To Calandola I said, bluntly and forgetting all diplomacy, “This is a great wrong, O Lord Imbe-Jaqqa.”

“What do you say?” he answered, in a growl and a snarl.

“There is a new army of Portugals camped beyond Ndala Chosa, and I know not why. I have come all this way from Ndala Chosa to speak with these Portugals, and interrogate them on the movements of that army, which is why I plucked them from the desert and had them borne here. And I find you cooking them, O Imbe-Jaqqa, as though they were mere beasts!”

“Ah, is that the reason you are so angered? Not that you mislike the boiling of Portugals?”

I shrugged. “Boil them, roast them, do as you like.
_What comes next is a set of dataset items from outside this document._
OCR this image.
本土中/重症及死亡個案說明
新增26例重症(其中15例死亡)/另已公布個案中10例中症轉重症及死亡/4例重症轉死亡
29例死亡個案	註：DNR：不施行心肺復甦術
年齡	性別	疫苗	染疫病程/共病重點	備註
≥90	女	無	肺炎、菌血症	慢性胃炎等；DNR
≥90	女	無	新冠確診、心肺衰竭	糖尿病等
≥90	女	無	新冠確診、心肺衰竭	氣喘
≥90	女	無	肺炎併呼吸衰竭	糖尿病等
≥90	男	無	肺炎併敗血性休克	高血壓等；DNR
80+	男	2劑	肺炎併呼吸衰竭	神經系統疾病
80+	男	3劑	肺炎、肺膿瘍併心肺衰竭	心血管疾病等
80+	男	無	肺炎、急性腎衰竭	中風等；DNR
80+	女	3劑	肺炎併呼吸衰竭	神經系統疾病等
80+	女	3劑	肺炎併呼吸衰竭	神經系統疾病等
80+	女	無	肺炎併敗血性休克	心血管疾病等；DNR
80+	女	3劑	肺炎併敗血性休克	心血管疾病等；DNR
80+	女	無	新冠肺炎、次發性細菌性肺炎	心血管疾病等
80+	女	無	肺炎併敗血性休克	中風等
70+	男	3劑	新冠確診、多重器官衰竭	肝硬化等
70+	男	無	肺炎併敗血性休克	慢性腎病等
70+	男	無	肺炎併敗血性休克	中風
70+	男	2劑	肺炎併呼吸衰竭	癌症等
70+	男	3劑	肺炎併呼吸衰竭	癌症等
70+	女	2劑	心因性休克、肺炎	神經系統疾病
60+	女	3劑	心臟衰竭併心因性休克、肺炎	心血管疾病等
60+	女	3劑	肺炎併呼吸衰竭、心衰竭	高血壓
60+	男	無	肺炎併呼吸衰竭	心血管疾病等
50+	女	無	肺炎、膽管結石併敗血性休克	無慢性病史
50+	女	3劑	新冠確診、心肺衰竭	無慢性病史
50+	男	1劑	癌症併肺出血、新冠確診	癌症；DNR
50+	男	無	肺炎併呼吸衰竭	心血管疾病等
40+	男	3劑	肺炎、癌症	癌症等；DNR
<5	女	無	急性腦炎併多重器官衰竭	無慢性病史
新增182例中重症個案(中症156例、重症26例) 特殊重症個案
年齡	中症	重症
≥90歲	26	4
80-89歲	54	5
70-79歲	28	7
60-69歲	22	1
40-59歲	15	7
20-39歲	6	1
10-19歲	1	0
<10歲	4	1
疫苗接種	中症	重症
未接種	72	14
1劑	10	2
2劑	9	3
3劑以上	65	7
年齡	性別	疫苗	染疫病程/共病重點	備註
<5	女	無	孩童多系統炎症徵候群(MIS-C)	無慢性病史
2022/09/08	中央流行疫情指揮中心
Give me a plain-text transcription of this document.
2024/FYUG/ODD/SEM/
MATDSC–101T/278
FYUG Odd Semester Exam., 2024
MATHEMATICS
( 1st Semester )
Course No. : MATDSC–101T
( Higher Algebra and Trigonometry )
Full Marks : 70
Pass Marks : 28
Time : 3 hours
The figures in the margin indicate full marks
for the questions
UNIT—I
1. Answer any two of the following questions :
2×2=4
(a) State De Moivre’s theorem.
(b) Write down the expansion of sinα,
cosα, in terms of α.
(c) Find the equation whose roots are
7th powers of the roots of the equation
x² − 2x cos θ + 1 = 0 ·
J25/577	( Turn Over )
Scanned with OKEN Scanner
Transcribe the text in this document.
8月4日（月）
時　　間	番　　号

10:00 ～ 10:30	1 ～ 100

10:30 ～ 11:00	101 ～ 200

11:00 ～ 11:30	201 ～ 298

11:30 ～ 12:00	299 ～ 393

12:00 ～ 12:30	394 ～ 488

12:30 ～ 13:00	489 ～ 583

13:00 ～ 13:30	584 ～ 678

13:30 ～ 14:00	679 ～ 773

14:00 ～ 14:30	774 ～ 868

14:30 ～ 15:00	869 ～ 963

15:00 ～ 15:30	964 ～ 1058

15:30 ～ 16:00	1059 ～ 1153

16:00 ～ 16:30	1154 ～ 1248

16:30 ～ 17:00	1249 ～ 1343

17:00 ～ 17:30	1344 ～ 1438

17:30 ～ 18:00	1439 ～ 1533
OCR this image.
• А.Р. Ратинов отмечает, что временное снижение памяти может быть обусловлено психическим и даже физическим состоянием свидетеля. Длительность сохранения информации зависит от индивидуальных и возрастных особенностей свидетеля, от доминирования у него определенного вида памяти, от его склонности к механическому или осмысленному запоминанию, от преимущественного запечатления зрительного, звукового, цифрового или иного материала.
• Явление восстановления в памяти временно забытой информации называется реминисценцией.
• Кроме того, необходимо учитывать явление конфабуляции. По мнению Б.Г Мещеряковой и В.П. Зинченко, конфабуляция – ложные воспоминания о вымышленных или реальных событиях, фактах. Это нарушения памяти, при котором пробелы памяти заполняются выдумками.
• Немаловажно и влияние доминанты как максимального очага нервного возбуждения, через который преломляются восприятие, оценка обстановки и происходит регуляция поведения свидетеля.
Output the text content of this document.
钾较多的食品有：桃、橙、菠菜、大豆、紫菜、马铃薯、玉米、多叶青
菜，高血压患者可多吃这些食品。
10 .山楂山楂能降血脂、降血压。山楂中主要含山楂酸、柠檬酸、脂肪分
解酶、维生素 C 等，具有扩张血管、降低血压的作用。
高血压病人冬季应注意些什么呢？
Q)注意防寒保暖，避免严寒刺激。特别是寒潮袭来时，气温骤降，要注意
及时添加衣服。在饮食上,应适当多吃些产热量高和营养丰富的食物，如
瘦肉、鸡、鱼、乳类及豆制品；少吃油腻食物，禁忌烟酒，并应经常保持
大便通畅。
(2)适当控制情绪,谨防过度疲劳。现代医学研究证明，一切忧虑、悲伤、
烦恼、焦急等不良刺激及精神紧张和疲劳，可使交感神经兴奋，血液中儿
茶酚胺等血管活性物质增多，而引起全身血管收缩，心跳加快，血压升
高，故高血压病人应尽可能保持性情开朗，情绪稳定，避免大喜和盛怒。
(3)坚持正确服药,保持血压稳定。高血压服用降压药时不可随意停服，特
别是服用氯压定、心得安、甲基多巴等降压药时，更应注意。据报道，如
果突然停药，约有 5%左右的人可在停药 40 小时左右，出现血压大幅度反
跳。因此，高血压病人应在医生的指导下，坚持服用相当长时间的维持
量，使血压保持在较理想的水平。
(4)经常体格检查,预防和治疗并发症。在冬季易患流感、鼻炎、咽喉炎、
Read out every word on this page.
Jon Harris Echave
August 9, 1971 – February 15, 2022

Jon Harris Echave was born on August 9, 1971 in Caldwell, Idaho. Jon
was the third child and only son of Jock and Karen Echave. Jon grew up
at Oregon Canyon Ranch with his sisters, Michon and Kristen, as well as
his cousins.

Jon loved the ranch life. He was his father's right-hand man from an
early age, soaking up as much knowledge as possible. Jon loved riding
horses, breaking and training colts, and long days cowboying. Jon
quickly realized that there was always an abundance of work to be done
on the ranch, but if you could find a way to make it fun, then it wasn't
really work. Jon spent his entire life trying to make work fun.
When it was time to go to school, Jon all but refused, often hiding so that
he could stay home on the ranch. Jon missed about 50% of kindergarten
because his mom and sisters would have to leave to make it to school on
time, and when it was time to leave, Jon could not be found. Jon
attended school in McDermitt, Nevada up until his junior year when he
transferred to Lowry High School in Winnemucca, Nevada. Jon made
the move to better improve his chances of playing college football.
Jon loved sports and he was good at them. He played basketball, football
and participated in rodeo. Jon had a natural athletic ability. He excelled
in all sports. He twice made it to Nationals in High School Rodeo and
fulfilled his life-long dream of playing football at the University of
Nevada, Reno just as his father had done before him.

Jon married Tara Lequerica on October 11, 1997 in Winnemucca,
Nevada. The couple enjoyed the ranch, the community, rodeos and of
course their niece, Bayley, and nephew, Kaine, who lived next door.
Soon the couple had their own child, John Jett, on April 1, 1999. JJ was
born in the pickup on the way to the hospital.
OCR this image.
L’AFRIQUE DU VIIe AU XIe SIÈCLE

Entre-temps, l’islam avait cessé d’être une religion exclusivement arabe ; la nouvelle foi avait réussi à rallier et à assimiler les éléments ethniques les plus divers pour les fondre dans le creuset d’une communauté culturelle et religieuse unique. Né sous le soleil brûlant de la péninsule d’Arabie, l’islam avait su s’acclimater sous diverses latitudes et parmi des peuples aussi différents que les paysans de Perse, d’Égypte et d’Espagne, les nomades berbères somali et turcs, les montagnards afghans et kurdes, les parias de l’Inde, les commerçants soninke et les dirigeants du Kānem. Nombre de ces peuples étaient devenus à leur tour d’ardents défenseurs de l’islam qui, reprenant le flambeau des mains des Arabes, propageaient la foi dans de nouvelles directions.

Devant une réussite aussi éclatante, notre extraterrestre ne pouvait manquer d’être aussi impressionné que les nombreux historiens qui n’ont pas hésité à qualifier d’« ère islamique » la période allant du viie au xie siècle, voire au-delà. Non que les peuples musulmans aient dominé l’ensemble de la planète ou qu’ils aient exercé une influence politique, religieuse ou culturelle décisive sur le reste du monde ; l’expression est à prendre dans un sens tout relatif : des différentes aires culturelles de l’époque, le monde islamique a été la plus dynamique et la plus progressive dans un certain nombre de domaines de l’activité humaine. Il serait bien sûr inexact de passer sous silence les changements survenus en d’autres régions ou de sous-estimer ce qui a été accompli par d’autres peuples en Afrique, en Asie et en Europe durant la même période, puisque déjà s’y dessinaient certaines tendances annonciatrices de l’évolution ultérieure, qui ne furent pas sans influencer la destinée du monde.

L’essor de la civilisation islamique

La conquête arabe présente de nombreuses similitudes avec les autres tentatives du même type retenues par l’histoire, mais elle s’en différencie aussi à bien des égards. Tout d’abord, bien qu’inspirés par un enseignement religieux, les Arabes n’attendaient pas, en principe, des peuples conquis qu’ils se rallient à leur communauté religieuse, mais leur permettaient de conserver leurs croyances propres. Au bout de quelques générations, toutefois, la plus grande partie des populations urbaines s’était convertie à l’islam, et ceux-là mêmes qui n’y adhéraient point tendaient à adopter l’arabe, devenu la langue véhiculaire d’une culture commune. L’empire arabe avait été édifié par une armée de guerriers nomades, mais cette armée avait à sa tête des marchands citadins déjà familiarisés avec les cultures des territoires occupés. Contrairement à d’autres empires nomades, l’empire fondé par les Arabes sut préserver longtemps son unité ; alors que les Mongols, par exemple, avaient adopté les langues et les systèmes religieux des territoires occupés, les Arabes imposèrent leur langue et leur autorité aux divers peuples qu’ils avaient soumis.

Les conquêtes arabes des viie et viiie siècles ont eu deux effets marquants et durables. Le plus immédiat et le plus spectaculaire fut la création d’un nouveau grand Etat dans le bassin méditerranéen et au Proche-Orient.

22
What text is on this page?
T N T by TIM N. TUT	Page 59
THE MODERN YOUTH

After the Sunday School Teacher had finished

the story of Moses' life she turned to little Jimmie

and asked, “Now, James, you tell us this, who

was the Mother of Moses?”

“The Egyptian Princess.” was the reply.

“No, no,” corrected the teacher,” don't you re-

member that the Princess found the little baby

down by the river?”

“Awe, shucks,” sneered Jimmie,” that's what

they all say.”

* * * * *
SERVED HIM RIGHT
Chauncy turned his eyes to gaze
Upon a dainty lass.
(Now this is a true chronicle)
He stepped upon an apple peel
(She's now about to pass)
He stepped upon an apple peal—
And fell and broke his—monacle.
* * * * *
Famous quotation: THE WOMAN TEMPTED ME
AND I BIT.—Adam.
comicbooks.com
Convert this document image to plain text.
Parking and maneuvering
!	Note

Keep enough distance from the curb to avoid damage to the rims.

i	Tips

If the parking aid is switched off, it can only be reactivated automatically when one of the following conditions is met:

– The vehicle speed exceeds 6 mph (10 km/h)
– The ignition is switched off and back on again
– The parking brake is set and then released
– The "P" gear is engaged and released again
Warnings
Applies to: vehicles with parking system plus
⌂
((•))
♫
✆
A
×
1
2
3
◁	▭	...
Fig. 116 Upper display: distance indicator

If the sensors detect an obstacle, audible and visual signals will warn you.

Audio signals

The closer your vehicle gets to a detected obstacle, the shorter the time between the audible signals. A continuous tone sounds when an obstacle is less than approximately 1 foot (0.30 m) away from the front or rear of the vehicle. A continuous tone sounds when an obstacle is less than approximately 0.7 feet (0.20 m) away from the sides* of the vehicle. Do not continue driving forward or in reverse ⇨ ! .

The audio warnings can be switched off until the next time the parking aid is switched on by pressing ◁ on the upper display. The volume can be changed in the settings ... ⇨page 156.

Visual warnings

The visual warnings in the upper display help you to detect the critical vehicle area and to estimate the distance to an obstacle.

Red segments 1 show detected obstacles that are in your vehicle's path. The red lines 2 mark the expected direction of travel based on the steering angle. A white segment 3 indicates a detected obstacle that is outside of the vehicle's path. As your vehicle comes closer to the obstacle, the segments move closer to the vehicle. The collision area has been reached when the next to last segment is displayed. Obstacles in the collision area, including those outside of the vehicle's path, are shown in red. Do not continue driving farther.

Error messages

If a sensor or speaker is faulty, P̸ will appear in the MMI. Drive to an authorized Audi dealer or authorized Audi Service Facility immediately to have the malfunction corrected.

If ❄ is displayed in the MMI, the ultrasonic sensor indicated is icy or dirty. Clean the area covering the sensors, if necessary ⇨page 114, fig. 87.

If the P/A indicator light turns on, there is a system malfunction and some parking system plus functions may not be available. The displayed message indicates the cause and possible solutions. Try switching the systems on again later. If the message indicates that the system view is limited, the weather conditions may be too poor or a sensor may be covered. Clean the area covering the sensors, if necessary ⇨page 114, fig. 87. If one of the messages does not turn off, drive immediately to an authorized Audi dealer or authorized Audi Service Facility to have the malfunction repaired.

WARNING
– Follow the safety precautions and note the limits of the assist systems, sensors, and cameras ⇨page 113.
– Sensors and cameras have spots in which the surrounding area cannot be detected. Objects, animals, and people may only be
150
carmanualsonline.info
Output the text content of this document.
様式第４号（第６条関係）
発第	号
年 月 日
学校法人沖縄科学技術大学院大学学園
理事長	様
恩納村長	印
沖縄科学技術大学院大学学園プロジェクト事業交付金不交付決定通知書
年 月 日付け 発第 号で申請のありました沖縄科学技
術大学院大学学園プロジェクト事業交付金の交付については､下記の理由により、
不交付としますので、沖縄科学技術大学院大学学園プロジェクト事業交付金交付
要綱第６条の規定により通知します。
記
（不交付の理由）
But not before I have spoken with them!”

Calandola’s great booming laughter floated downward to me like the white water that tumbles down some mighty waterfall-cascade, and he said, “Ah, we have saved a few for you to give questions to, Andubatil! Feast with us tonight, and you can speak with them tomorrow, and then another night we will feast on them as well, Eh? Does that suit you, Jaqqa prince?”